Integration Complexity
You need deep integration with legacy systems that off-the-shelf tools can't handle.
Examples: Build
- → Custom workflows: Industry-specific processes no SaaS handles
- → Internal tools: Admin dashboards, operational systems
- → Customer-facing apps: Your product/portal
- → Data pipelines: Complex ETL with proprietary logic
The Decision Matrix
Score each factor 1-5, then multiply by weight. Higher score = lean toward build.
| Factor | Weight | Score 1 (Buy) | Score 5 (Build) |
|---|---|---|---|
| Uniqueness | 3x | Common need | Completely unique |
| Strategic Value | 3x | Back-office function | Core to business |
| Time to Deploy | 2x | Need it yesterday | Can wait 6+ months |
| 5-Year TCO | 2x | SaaS is cheaper | Custom is cheaper |
| Internal Capability | 1x | No dev resources | Strong dev team |
Score Interpretation
- 11-25: Strongly favor buying off-the-shelf
- 26-40: Consider hybrid approach or customization
- 41-55: Strongly favor building custom
True Cost Comparison
Don't just compare sticker prices. Calculate the full 3-5 year total cost of ownership (TCO).
Buy: Hidden Costs
- Monthly subscription × 60 months
- Per-user fees at scale + growth
- Implementation/onboarding one-time
- Training & change management ongoing
- Integration costs (Zapier, etc.) monthly
- Workarounds for missing features time cost
Build: Hidden Costs
- Initial development one-time
- Ongoing maintenance (15-20%/yr) × 5 years
- Hosting & infrastructure monthly
- Security updates & compliance ongoing
- Feature requests & enhancements as needed
- Documentation & knowledge transfer initial + updates
Rule of Thumb
If SaaS costs exceed $3,000/month ($36K/year), seriously evaluate custom. At $5,000+/month, custom often wins on pure economics.
The Hybrid Approach
Often the best answer is neither pure buy nor pure build, but a combination:
Buy + Integrate
Use off-the-shelf for most functions, build custom integrations to connect them exactly how you need.
Buy + Extend
Choose platforms with good APIs, then build custom features on top. Example: Shopify + custom fulfillment logic.

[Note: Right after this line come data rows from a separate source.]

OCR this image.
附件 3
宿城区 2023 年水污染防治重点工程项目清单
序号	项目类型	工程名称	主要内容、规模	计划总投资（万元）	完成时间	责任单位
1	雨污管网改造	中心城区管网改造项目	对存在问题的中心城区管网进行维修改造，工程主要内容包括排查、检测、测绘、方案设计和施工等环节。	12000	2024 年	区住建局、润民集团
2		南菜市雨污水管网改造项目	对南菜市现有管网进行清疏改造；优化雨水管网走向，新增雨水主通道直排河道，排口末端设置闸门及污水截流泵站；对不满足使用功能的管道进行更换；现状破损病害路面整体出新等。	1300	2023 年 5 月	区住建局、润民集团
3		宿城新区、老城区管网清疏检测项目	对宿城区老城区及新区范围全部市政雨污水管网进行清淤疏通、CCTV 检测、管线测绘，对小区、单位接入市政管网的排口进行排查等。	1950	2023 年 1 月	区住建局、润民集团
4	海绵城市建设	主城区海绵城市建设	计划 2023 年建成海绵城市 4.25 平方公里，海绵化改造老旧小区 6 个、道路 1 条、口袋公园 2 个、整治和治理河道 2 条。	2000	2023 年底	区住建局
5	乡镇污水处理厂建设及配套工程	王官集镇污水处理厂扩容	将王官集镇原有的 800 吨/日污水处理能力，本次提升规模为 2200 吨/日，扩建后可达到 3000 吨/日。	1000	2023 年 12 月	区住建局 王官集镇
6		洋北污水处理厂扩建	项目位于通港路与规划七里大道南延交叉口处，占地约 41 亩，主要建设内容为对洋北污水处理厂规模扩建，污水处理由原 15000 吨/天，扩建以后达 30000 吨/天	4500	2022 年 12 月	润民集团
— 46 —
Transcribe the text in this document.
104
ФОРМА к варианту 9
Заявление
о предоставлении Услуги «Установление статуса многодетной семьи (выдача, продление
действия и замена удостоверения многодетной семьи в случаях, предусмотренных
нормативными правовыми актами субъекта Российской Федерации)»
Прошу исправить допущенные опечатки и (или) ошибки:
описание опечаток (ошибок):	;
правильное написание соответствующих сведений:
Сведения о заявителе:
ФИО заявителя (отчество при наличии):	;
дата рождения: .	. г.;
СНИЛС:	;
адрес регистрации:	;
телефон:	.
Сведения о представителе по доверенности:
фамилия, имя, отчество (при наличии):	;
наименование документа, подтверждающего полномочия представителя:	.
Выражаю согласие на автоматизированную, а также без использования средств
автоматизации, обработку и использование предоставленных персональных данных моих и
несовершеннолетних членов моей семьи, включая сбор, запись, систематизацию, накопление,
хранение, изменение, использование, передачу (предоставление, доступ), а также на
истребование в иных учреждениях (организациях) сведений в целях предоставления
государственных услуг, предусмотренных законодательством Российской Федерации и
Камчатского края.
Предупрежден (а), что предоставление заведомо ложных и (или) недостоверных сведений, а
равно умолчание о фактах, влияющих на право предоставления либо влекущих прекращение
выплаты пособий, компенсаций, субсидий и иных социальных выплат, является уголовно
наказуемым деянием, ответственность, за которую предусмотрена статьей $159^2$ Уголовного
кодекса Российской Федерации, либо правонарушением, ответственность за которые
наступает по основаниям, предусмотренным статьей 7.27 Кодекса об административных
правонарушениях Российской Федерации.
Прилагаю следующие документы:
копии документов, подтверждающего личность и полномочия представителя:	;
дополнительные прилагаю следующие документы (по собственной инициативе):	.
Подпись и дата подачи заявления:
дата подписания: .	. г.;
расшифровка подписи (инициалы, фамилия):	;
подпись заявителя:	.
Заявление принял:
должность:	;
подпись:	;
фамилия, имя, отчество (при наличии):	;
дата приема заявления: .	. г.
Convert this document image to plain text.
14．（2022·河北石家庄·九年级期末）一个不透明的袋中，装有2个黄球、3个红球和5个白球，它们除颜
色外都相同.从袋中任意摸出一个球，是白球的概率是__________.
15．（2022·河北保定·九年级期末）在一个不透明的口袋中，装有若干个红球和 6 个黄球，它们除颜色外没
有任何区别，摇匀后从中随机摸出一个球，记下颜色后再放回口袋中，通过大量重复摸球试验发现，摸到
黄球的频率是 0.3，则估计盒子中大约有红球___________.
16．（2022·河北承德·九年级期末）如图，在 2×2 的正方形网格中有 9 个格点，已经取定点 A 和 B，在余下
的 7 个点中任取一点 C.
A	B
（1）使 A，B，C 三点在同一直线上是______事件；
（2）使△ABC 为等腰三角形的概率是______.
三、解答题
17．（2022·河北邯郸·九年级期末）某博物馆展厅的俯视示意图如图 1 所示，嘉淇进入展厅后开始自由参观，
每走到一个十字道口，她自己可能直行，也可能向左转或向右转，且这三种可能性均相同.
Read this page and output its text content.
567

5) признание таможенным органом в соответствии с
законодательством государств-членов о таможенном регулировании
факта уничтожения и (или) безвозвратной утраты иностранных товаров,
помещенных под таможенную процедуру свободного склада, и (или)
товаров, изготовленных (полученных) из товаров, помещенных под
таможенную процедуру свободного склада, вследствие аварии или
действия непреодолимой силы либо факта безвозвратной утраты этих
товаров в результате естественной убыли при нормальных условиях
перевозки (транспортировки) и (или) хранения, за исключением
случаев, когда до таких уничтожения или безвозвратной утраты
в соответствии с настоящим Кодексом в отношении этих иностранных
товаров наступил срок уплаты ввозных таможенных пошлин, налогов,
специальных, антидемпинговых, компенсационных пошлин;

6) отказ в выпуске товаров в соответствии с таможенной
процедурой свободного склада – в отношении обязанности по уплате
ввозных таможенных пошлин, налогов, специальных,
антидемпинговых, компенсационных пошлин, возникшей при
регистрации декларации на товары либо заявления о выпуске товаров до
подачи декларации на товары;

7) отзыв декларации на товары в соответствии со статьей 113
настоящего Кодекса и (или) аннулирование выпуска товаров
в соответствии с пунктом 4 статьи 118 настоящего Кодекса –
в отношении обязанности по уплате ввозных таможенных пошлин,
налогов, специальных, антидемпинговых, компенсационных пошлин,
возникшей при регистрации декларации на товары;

Build Core + Buy Periphery
Build your unique value proposition custom, use SaaS for everything else. Example: Custom product + Stripe for payments + SendGrid for email.
Common Mistakes
Building What Already Exists
"We need custom CRM because ours is special." No, it's not. Your sales process is 95% identical to everyone else's. Use Salesforce.
Underestimating Maintenance
Custom software isn't "done" when it launches. Budget 15-20% of initial cost annually for maintenance, updates, and improvements.
Ignoring Opportunity Cost
6 months building internal tools is 6 months not building your product. What's that worth to your business?
Forcing Bad Fits
Spending more on workarounds and integrations than custom would cost. If you're fighting the tool daily, it's the wrong tool.